Unbound log file for this run
unbound-log-01-23.zip

[gthess]

I was able to reproduce it at the end with the new information and I discovered the following when using serve-expired-client-timeout:

• The iterator should not overwrite an expired cached entry with lower security (in this case insecure in the cache, unchecked fresh).
• The validator should not overwrite an expired cached entry with lower security (in this case insecure in cache, bogus when revalidating).
• Probably needs an extra ttl on the message itself to indicate that any resolution will probably servfail if we try to resolve immediately for the next X seconds. Instead use the cached entry straight away.
• The serve-expired-client-timeout logic should also work for DNSSEC failures, not just module errors. Bogus turns into SERVFAIL just before replying to a client, way past the serve-expired-client-timeout logic that tries to replace SERVFAIL answers (i.e., module errors) with (expired) cached data.

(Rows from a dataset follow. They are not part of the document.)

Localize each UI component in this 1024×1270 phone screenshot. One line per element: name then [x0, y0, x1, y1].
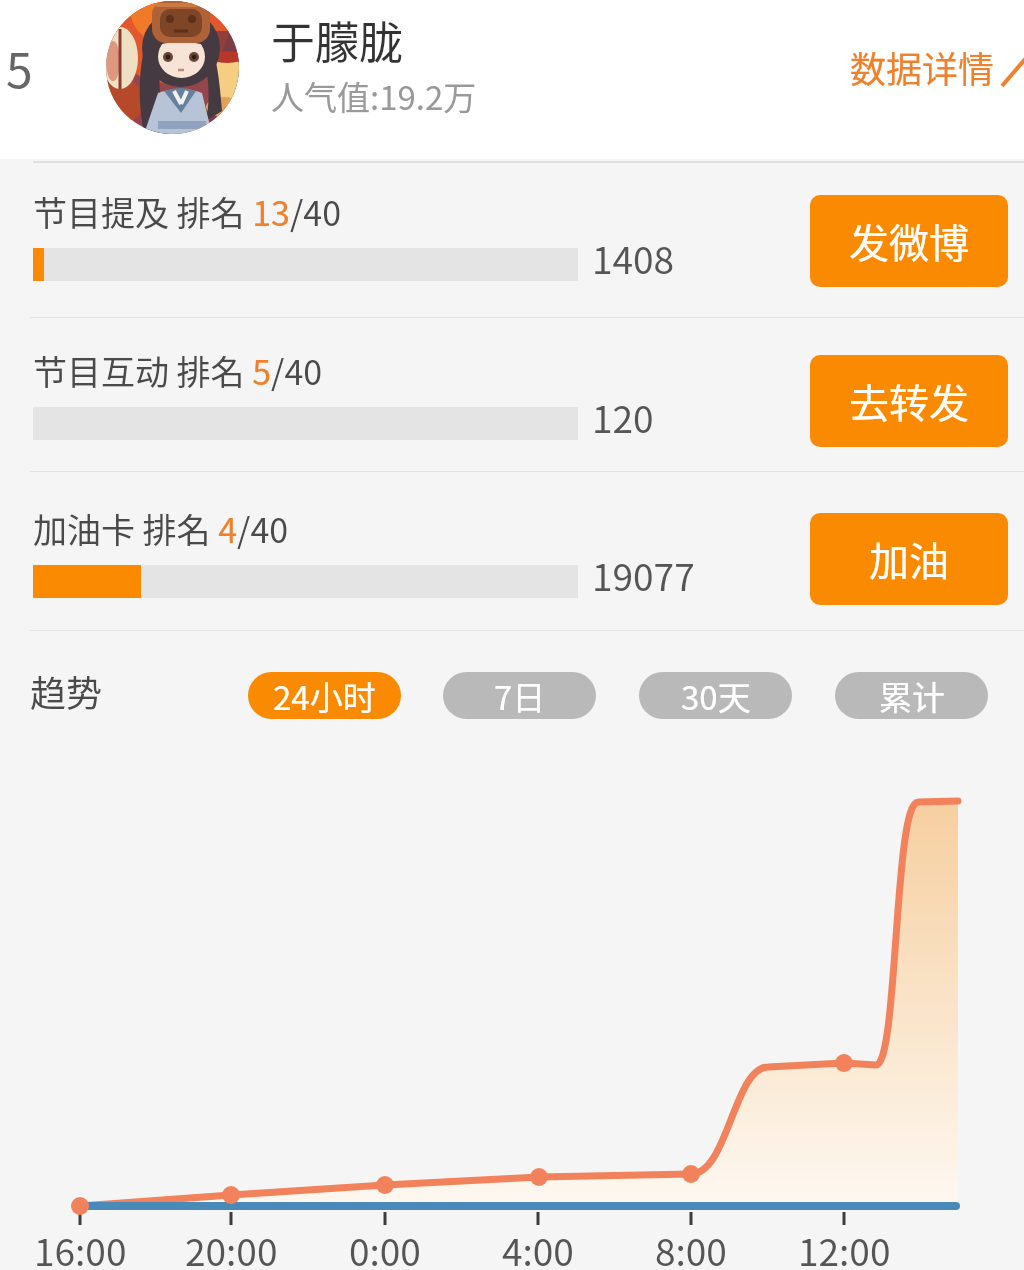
- staticText: 30天: [681, 672, 751, 719]
- button[interactable]: 7日: [443, 672, 596, 719]
- button[interactable]: 30天: [639, 672, 792, 719]
- button[interactable]: 24小时: [248, 672, 401, 719]
- staticText: 20:00: [185, 1223, 278, 1269]
- staticText: 加油卡 排名 4/40: [33, 504, 289, 553]
- staticText: 7日: [494, 672, 546, 719]
- staticText: 加油: [869, 530, 949, 588]
- button[interactable]: [106, 1, 239, 134]
- staticText: 去转发: [849, 372, 969, 430]
- button[interactable]: 发微博: [810, 195, 1008, 287]
- button[interactable]: 累计: [835, 672, 988, 719]
- staticText: 8:00: [655, 1223, 727, 1269]
- staticText: 4:00: [502, 1223, 574, 1269]
- button[interactable]: 加油: [810, 513, 1008, 605]
- staticText: 12:00: [798, 1223, 891, 1269]
- staticText: 节目互动 排名 5/40: [33, 346, 323, 395]
- staticText: 24小时: [273, 672, 376, 719]
- staticText: 累计: [879, 672, 945, 719]
- staticText: 120: [592, 390, 654, 442]
- staticText: 人气值:19.2万: [271, 72, 477, 120]
- staticText: 数据详情: [850, 41, 995, 93]
- staticText: 0:00: [349, 1223, 421, 1269]
- button[interactable]: 数据详情: [850, 40, 1024, 94]
- staticText: 节目提及 排名 13/40: [33, 187, 342, 236]
- staticText: 19077: [592, 548, 695, 600]
- staticText: 发微博: [849, 212, 969, 270]
- staticText: 趋势: [30, 665, 103, 717]
- staticText: 5: [6, 32, 33, 102]
- staticText: 16:00: [34, 1223, 127, 1269]
- staticText: 1408: [592, 231, 675, 283]
- staticText: 于朦胧: [271, 8, 403, 72]
- button[interactable]: 去转发: [810, 355, 1008, 447]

For this specific issue what was happening based on timing was either:

• The iterator would generate SERVFAIL because it couldn't reach any nameservers and that would be replaced with an expired answer. The validator would not act on the SERVFAIL and a cache entry would be used, or
• The iterator would get the new answer and overwrite the valid expired RRSETs in the cache with new unchecked ones. The validator would try to validate them, fail and return bogus. The bogus response would not trigger a cache replacement and even if it would, there is no usable cache entry at this point. The continuous response for these queries would be SERVFAIL (bogus) then until the upstream issue is resolved.

I'll need to schedule and address all the above since more scenarios could be problematic based on timing and combination of modules.
In general be very conservative while updating cache entries when serve expired is used and treat DNSSEC errors as an additional trigger for replying with cached entries if possible.

[gthess]

#1143 fixed the generic case of preferring expired answers to resolution/validation errors. The specific case mentioned here (affected insecure zone because of parent DNSSEC errors) is also introduced as an explicit test case for this behavior.